• Shailene Woodley

    Shailene Woodley

    Best known for roles in “Divergent” and “Big Little Lies,” Woodley has been a tireless environmental and climate activist. In 2010, the actress and her mother, Lori, founded the nonprofit organization All It Takes, aimed at encouraging young people to act sustainably. Woodley, a vocal supporter of Senator Bernie Sanders, has also protested against the Dakota Access Pipeline. While protesting, she was arrested for criminal trespassing in October 2016 and was sentenced to a year of probation. Woodley took activist Calina Lawrence, whom she met at Standing Rock protesting the Dakota Access Pipeline, to the 2018 Golden Globe Awards as her date.

  • Kate Middleton

    Kate Middleton

    Along with her husband, Prince William, and his brother, Prince Harry, the Duchess of Cambridge set up a gift fund with the Foundation of Prince William and Prince Harry to encourage those who wanted to give them wedding gifts to donate to a charity that they support instead. In 2018, she became a patron of the Royal College of Obstetricians and Gynaecologists and launched Nursing Now, a three-year campaign to empower nurses worldwide. As the daughter and granddaughter of volunteer nurses, Middleton has said that the campaign has a special place in her heart. This year, Middleton also launched Mentally Healthy Schools, a website aimed at improving the discussion around mental health in schools.

  • Angelina Jolie

    Angelina Jolie

    Jolie’s passion for philanthropy began in 2001 when she visited war-torn Cambodia to film “Lara Croft: Tomb Raider.” Since then, the Oscar winner has been named a United Nations High Commissioner for Refugees ambassador for the dozens of field missions she went on to meet refugees in more than 30 countries, including Pakistan and Tanzania. Jolie is also a huge advocate for human rights and women’s rights, joining the Council on Foreign Relations in 2007. In addition to launching the Preventing Sexual Violence Initiative in 2012, with Foreign Secretary William Hague, Jolie also co-chaired a global summit to end sexual violence in conflict zones. In 2013, she won a Jean Hersholt Humanitarian Award for her work.

  • Viola Davis

    Viola Davis

    Having grown up in poverty, Davis is passionate about ending hunger worldwide. In 2014, she collaborated with Hunger Is, a campaign dedicated to eradicating hunger among children in the United States.  “Seventeen million kids in this country, so one in five kids in this country, go to bed hungry. I was one of those kids because I grew up in abject poverty; I did everything that you could possibly imagine to get food: I rummaged in the garbage cans, I stole from the local store constantly,” Davis said in a video for Hunger Is.
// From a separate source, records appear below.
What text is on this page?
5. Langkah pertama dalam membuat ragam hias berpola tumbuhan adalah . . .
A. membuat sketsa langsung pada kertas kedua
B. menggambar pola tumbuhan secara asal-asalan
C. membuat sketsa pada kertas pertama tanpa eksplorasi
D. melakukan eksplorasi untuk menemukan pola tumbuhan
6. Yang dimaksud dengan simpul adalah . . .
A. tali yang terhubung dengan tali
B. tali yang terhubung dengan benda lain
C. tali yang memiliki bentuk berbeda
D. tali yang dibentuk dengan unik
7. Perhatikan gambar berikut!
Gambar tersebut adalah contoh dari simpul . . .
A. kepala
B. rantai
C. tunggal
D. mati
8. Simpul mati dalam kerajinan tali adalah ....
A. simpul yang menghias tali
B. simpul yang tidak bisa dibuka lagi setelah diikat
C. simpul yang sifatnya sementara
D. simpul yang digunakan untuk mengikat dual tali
    In 2016, The “How to Get Away with Murder” actress also partnered with Vaseline’s Healing Project campaign to provide dermatological care to people affected by poverty and emergencies around the world. 

  • Natalie Portman

    Natalie Portman

    After becoming a vegetarian at 8 years old and a vegan in 2009, Portman has been a huge advocate for animal rights, launching her own vegan footwear line, Te Casan, in 2017. In 2011, the Oscar winner became an ambassador for Free the Children (now known as We Charity), where she helped fund raise and met children from all-girls schools in Kenya. Portman is also a vocal antipoverty and environmental activist, traveling to countries including Uganda and Ecuador to help finance woman-owned businesses and call for environmental change.

  • Lady Gaga

    Lady Gaga

    In 2016, Lady Gaga joined Joe Biden on the former vice president’s It’s On Us campaign, a tour of more than 530 colleges encouraging students to sign a pledge of solidarity and activism against sexual assault on campuses. The campaign received more than 250,000 signatures. Gaga has also been a vocal LGBTQ advocate, speaking at the 2009 National Equality March and urging the United States Armed Forces to pull its “Don’t Ask, Don’t Tell” policy.

  • Leonardo DiCaprio

    Leonardo DiCaprio

    In 1998, when he was 24 years old, the Oscar winner established the Leonardo DiCaprio Foundation, a nonprofit organization aimed at raising environmental awareness, with a focus on global warming, preserving the earth’s biodiversity, and supporting renewable energy. DiCaprio has also been a vocal opponent of the Dakota Access Pipeline, as well as of President Donald Trump’s inaction on climate change. In 2017, the actor attended People’s Climate March to voice his opinion against the president.

    “Climate change is real, it is happening right now. It is the most urgent threat facing our entire species, and we need to work collectively together and stop procrastinating,” DiCaprio said during his 2016 Oscars speech. “We need to support leaders around the world who do not speak for the big polluters, but who speak for all of humanity, for the indigenous people of the world, for the billions and billions of underprivileged people out there who would be most affected by this. For our children’s children, and for those people out there whose voices have been drowned out by the politics of greed.”